ПИСТОЛЕТ У ВИСКА

We use cookies. Read the Privacy and Cookie Policy

ПИСТОЛЕТ У ВИСКА

Одна из главных трудностей Громыко состояла в том, что члены политбюро либо совсем ничего не понимали в мировых делах, либо находились в плену каких-то фантастических мифов. Сложные чувства советские лидеры испытывали в отношении американцев — уважение и презрение, зависть и пренебрежение. В Москве всегда тяжело переживали президентские выборы в США, не зная, как наладятся отношения с новым человеком.

В мае 1972 года впервые в роли президента Соединенных Штатов в Москву прилетел Ричард Никсон, и это стало огромным событием для Брежнева. Впрочем, для американцев тоже. Отношения двух стран шли от кризиса к кризису.

В 1970 году руководитель аппарата Белого дома и будущий Государственный секретарь Александр Хейг приехал к Добрынину в здание советского посольства на Шестнадцатой улице в Вашингтоне. Они уединились в кабинете посла, окна которого из соображений безопасности всегда были наглухо закрыты ставнями. Хейг угрожающим тоном изложил суть президентского поручения.

Американская разведка обнаружила, что Советский Союз строит в Сьенфуэгосе, на южном побережье Кубы, базу для атомных подводных лодок. Появление на острове советских подлодок с ядерным оружием было бы нарушением договоренностей, достигнутых Кеннеди и Хрущевым. Хейг от имени президента Никсона предъявил ультиматум: строительство должно быть прекращено:

— Либо вы сами ликвидируете базу в Сьенфуэгосе, либо мы это сделаем за вас.

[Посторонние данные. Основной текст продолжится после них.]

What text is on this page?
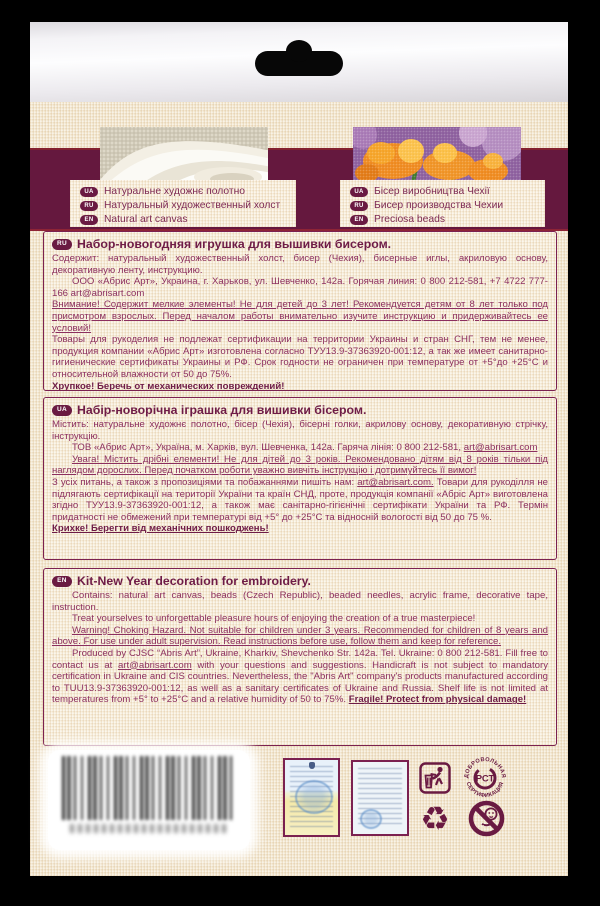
UA	Натуральне художнє полотно
RU	Натуральный художественный холст
EN	Natural art canvas
UA	Бісер виробництва Чехії
RU	Бисер производства Чехии
EN	Preciosa beads
RU Набор-новогодняя игрушка для вышивки бисером.

Содержит: натуральный художественный холст, бисер (Чехия), бисерные иглы, акриловую основу, декоративную ленту, инструкцию.

ООО «Абрис Арт», Украина, г. Харьков, ул. Шевченко, 142а. Горячая линия: 0 800 212-581, +7 4722 777-166 art@abrisart.com

Внимание! Содержит мелкие элементы! Не для детей до 3 лет! Рекомендуется детям от 8 лет только под присмотром взрослых. Перед началом работы внимательно изучите инструкцию и придерживайтесь ее условий!

Товары для рукоделия не подлежат сертификации на территории Украины и стран СНГ, тем не менее, продукция компании «Абрис Арт» изготовлена согласно ТУУ13.9-37363920-001:12, а так же имеет санитарно-гигиенические сертификаты Украины и РФ. Срок годности не ограничен при температуре от +5°до +25°С и относительной влажности от 50 до 75%.

Хрупкое! Беречь от механических повреждений!

UA Набір-новорічна іграшка для вишивки бісером.

Містить: натуральне художнє полотно, бісер (Чехія), бісерні голки, акрилову основу, декоративную стрічку, інструкцію.

ТОВ «Абрис Арт», Україна, м. Харків, вул. Шевченка, 142а. Гаряча лінія: 0 800 212-581, art@abrisart.com

Увага! Містить дрібні елементи! Не для дітей до 3 років. Рекомендовано дітям від 8 років тільки під наглядом дорослих. Перед початком роботи уважно вивчіть інструкцію і дотримуйтесь її вимог!

З усіх питань, а також з пропозиціями та побажаннями пишіть нам: art@abrisart.com. Товари для рукоділля не підлягають сертифікації на території України та країн СНД, проте, продукція компанії «Абріс Арт» виготовлена згідно ТУУ13.9-37363920-001:12, а також має санітарно-гігієнічні сертифікати України та РФ. Термін придатності не обмежений при температурі від +5° до +25°С та відносній вологості від 50 до 75 %.

Крихке! Берегти від механічних пошкоджень!

EN Kit-New Year decoration for embroidery.

Contains: natural art canvas, beads (Czech Republic), beaded needles, acrylic frame, decorative tape, instruction.

Treat yourselves to unforgettable pleasure hours of enjoying the creation of a true masterpiece!

Warning! Choking Hazard. Not suitable for children under 3 years. Recommended for children of 8 years and above. For use under adult supervision. Read instructions before use, follow them and keep for reference.

Produced by CJSC “Abris Art”, Ukraine, Kharkiv, Shevchenko Str. 142a. Tel. Ukraine: 0 800 212-581. Fill free to contact us at art@abrisart.com with your questions and suggestions. Handicraft is not subject to mandatory certification in Ukraine and CIS countries. Nevertheless, the "Abris Art" company's products manufactured according to TUU13.9-37363920-001:12, as well as a sanitary certificates of Ukraine and Russia. Shelf life is not limited at temperatures from +5° to +25°C and a relative humidity of 50 to 75%. Fragile! Protect from physical damage!

ДОБРОВОЛЬНАЯ
СЕРТИФИКАЦИЯ
РСТ
♻	0-3
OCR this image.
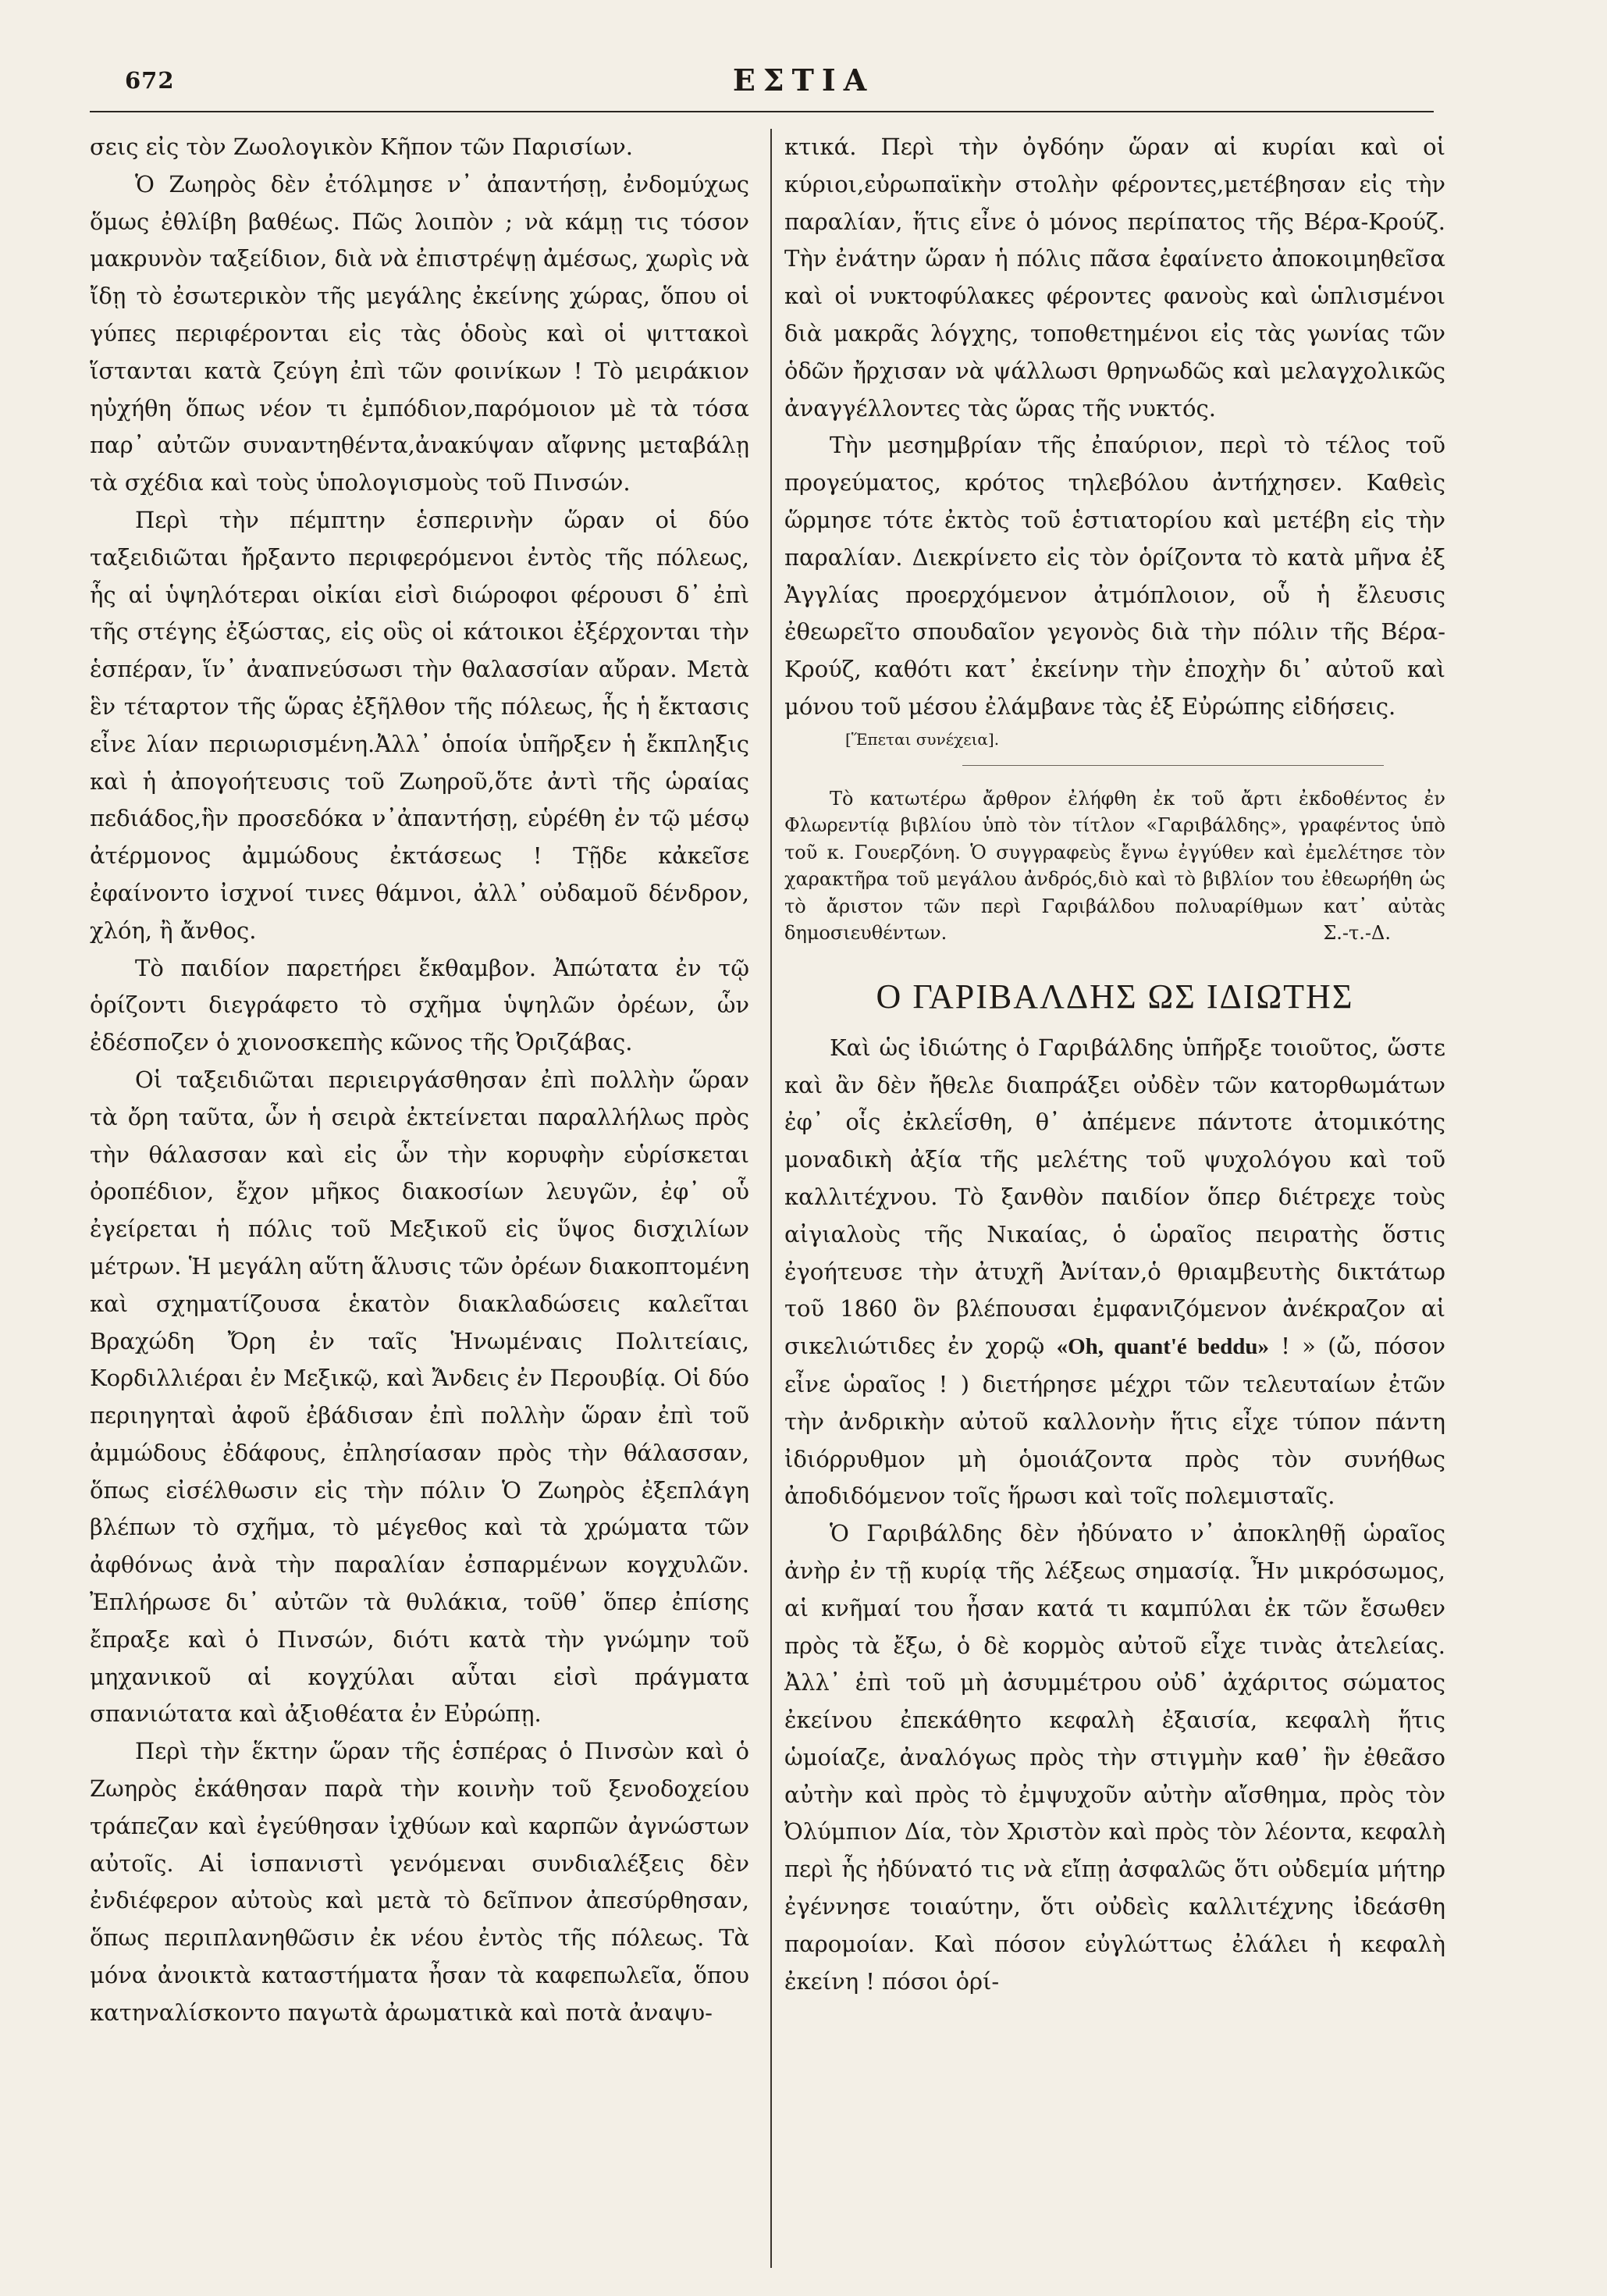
672	ΕΣΤΙΑ

σεις εἰς τὸν Ζωολογικὸν Κῆπον τῶν Παρισίων.

Ὁ Ζωηρὸς δὲν ἐτόλμησε ν᾽ ἀπαντήσῃ, ἐνδομύχως ὅμως ἐθλίβη βαθέως. Πῶς λοιπὸν ; νὰ κάμῃ τις τόσον μακρυνὸν ταξείδιον, διὰ νὰ ἐπιστρέψῃ ἀμέσως, χωρὶς νὰ ἴδῃ τὸ ἐσωτερικὸν τῆς μεγάλης ἐκείνης χώρας, ὅπου οἱ γύπες περιφέρονται εἰς τὰς ὁδοὺς καὶ οἱ ψιττακοὶ ἵστανται κατὰ ζεύγη ἐπὶ τῶν φοινίκων ! Τὸ μειράκιον ηὐχήθη ὅπως νέον τι ἐμπόδιον,παρόμοιον μὲ τὰ τόσα παρ᾽ αὐτῶν συναντηθέντα,ἀνακύψαν αἴφνης μεταβάλῃ τὰ σχέδια καὶ τοὺς ὑπολογισμοὺς τοῦ Πινσών.

Περὶ τὴν πέμπτην ἑσπερινὴν ὥραν οἱ δύο ταξειδιῶται ἤρξαντο περιφερόμενοι ἐντὸς τῆς πόλεως, ἧς αἱ ὑψηλότεραι οἰκίαι εἰσὶ διώροφοι φέρουσι δ᾽ ἐπὶ τῆς στέγης ἐξώστας, εἰς οὓς οἱ κάτοικοι ἐξέρχονται τὴν ἑσπέραν, ἵν᾽ ἀναπνεύσωσι τὴν θαλασσίαν αὔραν. Μετὰ ἓν τέταρτον τῆς ὥρας ἐξῆλθον τῆς πόλεως, ἧς ἡ ἔκτασις εἶνε λίαν περιωρισμένη.Ἀλλ᾽ ὁποία ὑπῆρξεν ἡ ἔκπληξις καὶ ἡ ἀπογοήτευσις τοῦ Ζωηροῦ,ὅτε ἀντὶ τῆς ὡραίας πεδιάδος,ἣν προσεδόκα ν᾽ἀπαντήσῃ, εὑρέθη ἐν τῷ μέσῳ ἀτέρμονος ἀμμώδους ἐκτάσεως ! Τῇδε κἀκεῖσε ἐφαίνοντο ἰσχνοί τινες θάμνοι, ἀλλ᾽ οὐδαμοῦ δένδρον, χλόη, ἢ ἄνθος.

Τὸ παιδίον παρετήρει ἔκθαμβον. Ἀπώτατα ἐν τῷ ὁρίζοντι διεγράφετο τὸ σχῆμα ὑψηλῶν ὀρέων, ὧν ἐδέσποζεν ὁ χιονοσκεπὴς κῶνος τῆς Ὀριζάβας.

Οἱ ταξειδιῶται περιειργάσθησαν ἐπὶ πολλὴν ὥραν τὰ ὄρη ταῦτα, ὧν ἡ σειρὰ ἐκτείνεται παραλλήλως πρὸς τὴν θάλασσαν καὶ εἰς ὧν τὴν κορυφὴν εὑρίσκεται ὀροπέδιον, ἔχον μῆκος διακοσίων λευγῶν, ἐφ᾽ οὗ ἐγείρεται ἡ πόλις τοῦ Μεξικοῦ εἰς ὕψος δισχιλίων μέτρων. Ἡ μεγάλη αὕτη ἅλυσις τῶν ὀρέων διακοπτομένη καὶ σχηματίζουσα ἑκατὸν διακλαδώσεις καλεῖται Βραχώδη Ὄρη ἐν ταῖς Ἡνωμέναις Πολιτείαις, Κορδιλλιέραι ἐν Μεξικῷ, καὶ Ἄνδεις ἐν Περουβίᾳ. Οἱ δύο περιηγηταὶ ἀφοῦ ἐβάδισαν ἐπὶ πολλὴν ὥραν ἐπὶ τοῦ ἀμμώδους ἐδάφους, ἐπλησίασαν πρὸς τὴν θάλασσαν, ὅπως εἰσέλθωσιν εἰς τὴν πόλιν Ὁ Ζωηρὸς ἐξεπλάγη βλέπων τὸ σχῆμα, τὸ μέγεθος καὶ τὰ χρώματα τῶν ἀφθόνως ἀνὰ τὴν παραλίαν ἐσπαρμένων κογχυλῶν. Ἐπλήρωσε δι᾽ αὐτῶν τὰ θυλάκια, τοῦθ᾽ ὅπερ ἐπίσης ἔπραξε καὶ ὁ Πινσών, διότι κατὰ τὴν γνώμην τοῦ μηχανικοῦ αἱ κογχύλαι αὗται εἰσὶ πράγματα σπανιώτατα καὶ ἀξιοθέατα ἐν Εὐρώπῃ.

Περὶ τὴν ἕκτην ὥραν τῆς ἑσπέρας ὁ Πινσὼν καὶ ὁ Ζωηρὸς ἐκάθησαν παρὰ τὴν κοινὴν τοῦ ξενοδοχείου τράπεζαν καὶ ἐγεύθησαν ἰχθύων καὶ καρπῶν ἀγνώστων αὐτοῖς. Αἱ ἱσπανιστὶ γενόμεναι συνδιαλέξεις δὲν ἐνδιέφερον αὐτοὺς καὶ μετὰ τὸ δεῖπνον ἀπεσύρθησαν, ὅπως περιπλανηθῶσιν ἐκ νέου ἐντὸς τῆς πόλεως. Τὰ μόνα ἀνοικτὰ καταστήματα ἦσαν τὰ καφεπωλεῖα, ὅπου κατηναλίσκοντο παγωτὰ ἀρωματικὰ καὶ ποτὰ ἀναψυ-

κτικά. Περὶ τὴν ὀγδόην ὥραν αἱ κυρίαι καὶ οἱ κύριοι,εὐρωπαϊκὴν στολὴν φέροντες,μετέβησαν εἰς τὴν παραλίαν, ἥτις εἶνε ὁ μόνος περίπατος τῆς Βέρα-Κρούζ. Τὴν ἐνάτην ὥραν ἡ πόλις πᾶσα ἐφαίνετο ἀποκοιμηθεῖσα καὶ οἱ νυκτοφύλακες φέροντες φανοὺς καὶ ὡπλισμένοι διὰ μακρᾶς λόγχης, τοποθετημένοι εἰς τὰς γωνίας τῶν ὁδῶν ἤρχισαν νὰ ψάλλωσι θρηνωδῶς καὶ μελαγχολικῶς ἀναγγέλλοντες τὰς ὥρας τῆς νυκτός.

Τὴν μεσημβρίαν τῆς ἐπαύριον, περὶ τὸ τέλος τοῦ προγεύματος, κρότος τηλεβόλου ἀντήχησεν. Καθεὶς ὥρμησε τότε ἐκτὸς τοῦ ἑστιατορίου καὶ μετέβη εἰς τὴν παραλίαν. Διεκρίνετο εἰς τὸν ὁρίζοντα τὸ κατὰ μῆνα ἐξ Ἀγγλίας προερχόμενον ἀτμόπλοιον, οὗ ἡ ἔλευσις ἐθεωρεῖτο σπουδαῖον γεγονὸς διὰ τὴν πόλιν τῆς Βέρα-Κρούζ, καθότι κατ᾽ ἐκείνην τὴν ἐποχὴν δι᾽ αὐτοῦ καὶ μόνου τοῦ μέσου ἐλάμβανε τὰς ἐξ Εὐρώπης εἰδήσεις.

[Ἕπεται συνέχεια].

Τὸ κατωτέρω ἄρθρον ἐλήφθη ἐκ τοῦ ἄρτι ἐκδοθέντος ἐν Φλωρεντίᾳ βιβλίου ὑπὸ τὸν τίτλον «Γαριβάλδης», γραφέντος ὑπὸ τοῦ κ. Γουερζόνη. Ὁ συγγραφεὺς ἔγνω ἐγγύθεν καὶ ἐμελέτησε τὸν χαρακτῆρα τοῦ μεγάλου ἀνδρός,διὸ καὶ τὸ βιβλίον του ἐθεωρήθη ὡς τὸ ἄριστον τῶν περὶ Γαριβάλδου πολυαρίθμων κατ᾽ αὐτὰς δημοσιευθέντων.	Σ.-τ.-Δ.

Ο ΓΑΡΙΒΑΛΔΗΣ ΩΣ ΙΔΙΩΤΗΣ

Καὶ ὡς ἰδιώτης ὁ Γαριβάλδης ὑπῆρξε τοιοῦτος, ὥστε καὶ ἂν δὲν ἤθελε διαπράξει οὐδὲν τῶν κατορθωμάτων ἐφ᾽ οἷς ἐκλεΐσθη, θ᾽ ἀπέμενε πάντοτε ἀτομικότης μοναδικὴ ἀξία τῆς μελέτης τοῦ ψυχολόγου καὶ τοῦ καλλιτέχνου. Τὸ ξανθὸν παιδίον ὅπερ διέτρεχε τοὺς αἰγιαλοὺς τῆς Νικαίας, ὁ ὡραῖος πειρατὴς ὅστις ἐγοήτευσε τὴν ἀτυχῆ Ἀνίταν,ὁ θριαμβευτὴς δικτάτωρ τοῦ 1860 ὃν βλέπουσαι ἐμφανιζόμενον ἀνέκραζον αἱ σικελιώτιδες ἐν χορῷ «Oh, quant'é beddu» ! » (ὤ, πόσον εἶνε ὡραῖος ! ) διετήρησε μέχρι τῶν τελευταίων ἐτῶν τὴν ἀνδρικὴν αὐτοῦ καλλονὴν ἥτις εἶχε τύπον πάντη ἰδιόρρυθμον μὴ ὁμοιάζοντα πρὸς τὸν συνήθως ἀποδιδόμενον τοῖς ἥρωσι καὶ τοῖς πολεμισταῖς.

Ὁ Γαριβάλδης δὲν ἠδύνατο ν᾽ ἀποκληθῇ ὡραῖος ἀνὴρ ἐν τῇ κυρίᾳ τῆς λέξεως σημασίᾳ. Ἦν μικρόσωμος, αἱ κνῆμαί του ἦσαν κατά τι καμπύλαι ἐκ τῶν ἔσωθεν πρὸς τὰ ἔξω, ὁ δὲ κορμὸς αὐτοῦ εἶχε τινὰς ἀτελείας. Ἀλλ᾽ ἐπὶ τοῦ μὴ ἀσυμμέτρου οὐδ᾽ ἀχάριτος σώματος ἐκείνου ἐπεκάθητο κεφαλὴ ἐξαισία, κεφαλὴ ἥτις ὡμοίαζε, ἀναλόγως πρὸς τὴν στιγμὴν καθ᾽ ἣν ἐθεᾶσο αὐτὴν καὶ πρὸς τὸ ἐμψυχοῦν αὐτὴν αἴσθημα, πρὸς τὸν Ὀλύμπιον Δία, τὸν Χριστὸν καὶ πρὸς τὸν λέοντα, κεφαλὴ περὶ ἧς ἠδύνατό τις νὰ εἴπῃ ἀσφαλῶς ὅτι οὐδεμία μήτηρ ἐγέννησε τοιαύτην, ὅτι οὐδεὶς καλλιτέχνης ἰδεάσθη παρομοίαν. Καὶ πόσον εὐγλώττως ἐλάλει ἡ κεφαλὴ ἐκείνη ! πόσοι ὁρί-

Лицо Добрынина, обычно крайне любезное, потемнело от гнева. Ледяным тоном посол произнес, что считает этот демарш неприемлемым. Но в Москве не хотели устраивать новый ракетный кризис, поэтому все уладилось. Через некоторое время Добрынин сказал Хейгу, что Громыко поручил ему сообщить следующее:

— У нас нет базы подводных лодок на Кубе, и мы не создаем там военно-морских сооружений. Мы будем строго придерживаться договоренности 1962 года.

Советские подводные лодки продолжали время от времени заходить на Кубу, но база, как таковая, не создавалась…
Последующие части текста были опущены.